It also left many frustrated and angry that the government hasn’t done more to mitigate the risk.
“Nothing happens quickly, period,” said homeowner Susie Bradshaw, who has lived in the Sleepy Hollow neighborhood in Friendswood for the past 43 years.
She’s seen flooding destroy a number of homes over the years in her neighborhood, but what she hasn’t seen is a major flood control project get off the ground.
“It’s very very scary, because we know what can happen,” Bradshaw said.
Texas Congressman Pete Olson is frustrated too. He said the Clear Creak flood risk mitigation project was first authorized back in 1968, but federal bureaucracy had delayed it for more than half a century.
“The Clear Creek project has been a headache of mine,” Olson said.
“It’s been a headache to most people who lived there for 52 years, that’s coming to a close.”
After Hurricane Harvey, Olson helped secure $295 million in federal funding in a 2018 disaster supplemental funding bill. The money will be used to widen Clear Creek and nearby tributaries as well as rebuild or modify bridges to increase stormwater flow.
To supplement the federal project, Harris County is creating three stormwater detention basins along the watershed using local 2018 bond program funding.

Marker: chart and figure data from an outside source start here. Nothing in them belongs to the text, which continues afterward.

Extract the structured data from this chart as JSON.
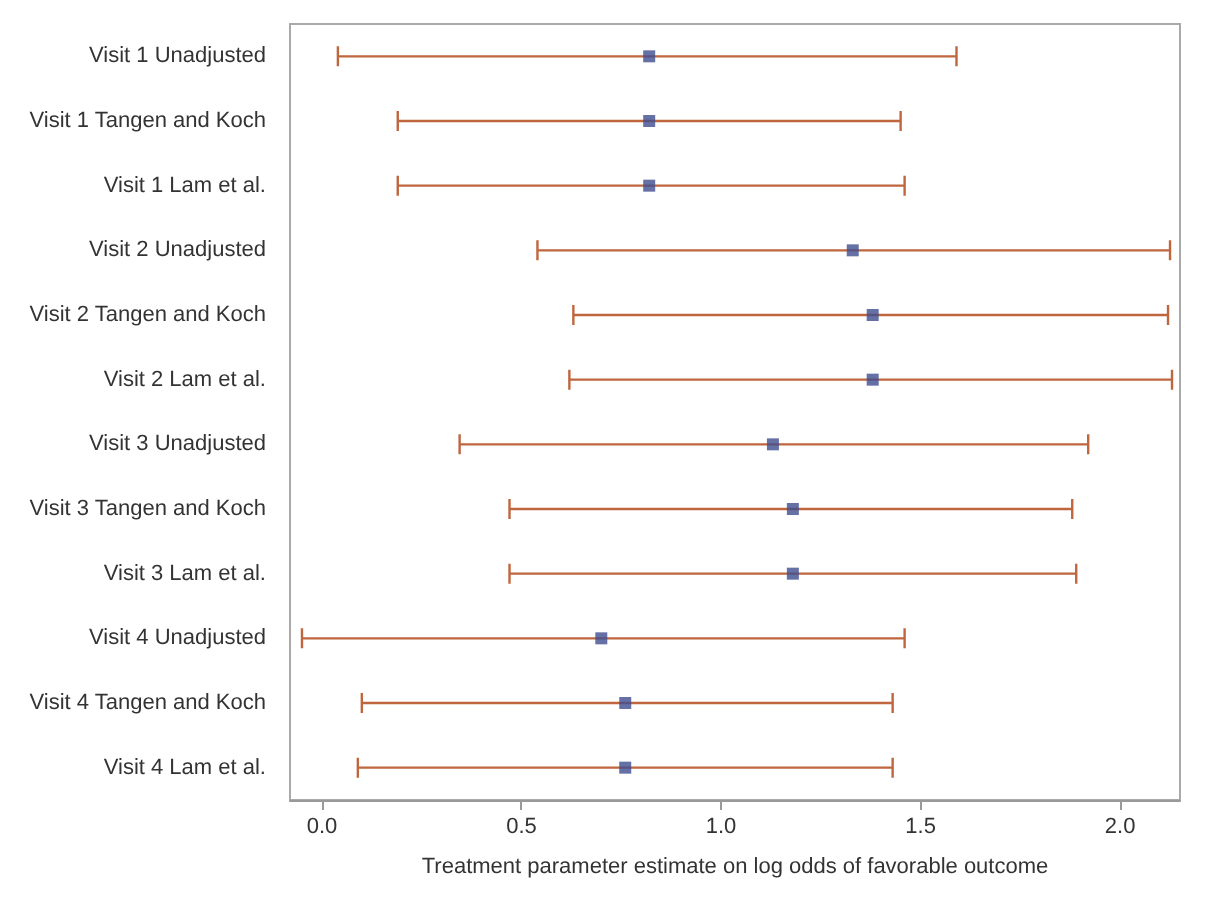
{
  "chart_data": {
    "type": "scatter",
    "orientation": "horizontal",
    "xlabel": "Treatment parameter estimate on log odds of favorable outcome",
    "categories": [
      "Visit 1 Unadjusted",
      "Visit 1 Tangen and Koch",
      "Visit 1 Lam et al.",
      "Visit 2 Unadjusted",
      "Visit 2 Tangen and Koch",
      "Visit 2 Lam et al.",
      "Visit 3 Unadjusted",
      "Visit 3 Tangen and Koch",
      "Visit 3 Lam et al.",
      "Visit 4 Unadjusted",
      "Visit 4 Tangen and Koch",
      "Visit 4 Lam et al."
    ],
    "values": [
      0.82,
      0.82,
      0.82,
      1.33,
      1.38,
      1.38,
      1.13,
      1.18,
      1.18,
      0.7,
      0.76,
      0.76
    ],
    "errors": [
      [
        0.04,
        1.59
      ],
      [
        0.19,
        1.45
      ],
      [
        0.19,
        1.46
      ],
      [
        0.54,
        2.125
      ],
      [
        0.63,
        2.12
      ],
      [
        0.62,
        2.13
      ],
      [
        0.345,
        1.92
      ],
      [
        0.47,
        1.88
      ],
      [
        0.47,
        1.89
      ],
      [
        -0.05,
        1.46
      ],
      [
        0.1,
        1.43
      ],
      [
        0.09,
        1.43
      ]
    ],
    "color": "#3f4c8e",
    "marker": "square",
    "xlim": [
      -0.08,
      2.15
    ],
    "xticks": [
      {
        "value": 0,
        "label": "0.0"
      },
      {
        "value": 0.5,
        "label": "0.5"
      },
      {
        "value": 1,
        "label": "1.0"
      },
      {
        "value": 1.5,
        "label": "1.5"
      },
      {
        "value": 2,
        "label": "2.0"
      }
    ],
    "grid": false
  }
}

The basins won’t be completed until the end of 2022.
Construction on part of the federal project, along Mud Gully, is set to begin early next year, according to the Harris County Flood Control District. But a larger portion of the project, which includes the main stem of Clear Creek, Mary’s Creek and Turkey’s Creek, has yet to be designed. That won’t happen until late next year.
The entire project is set to be done in 2027.
“We feel the pain of the homeowners,” said Scott Elmer, assistant director of operations for the Harris County Flood Control District.
“Because every day that a project is not on the ground, that is a day that or residents and our customers are at risk,” he said.
In the meantime, Susie Bradshaw and other homeowners along Clear Creek hold their breath every time heavy rains are in the forecast.
And they continue to wait.
“That’s your government at work, creeping and crawling on its hands and knees,” Bradshaw said.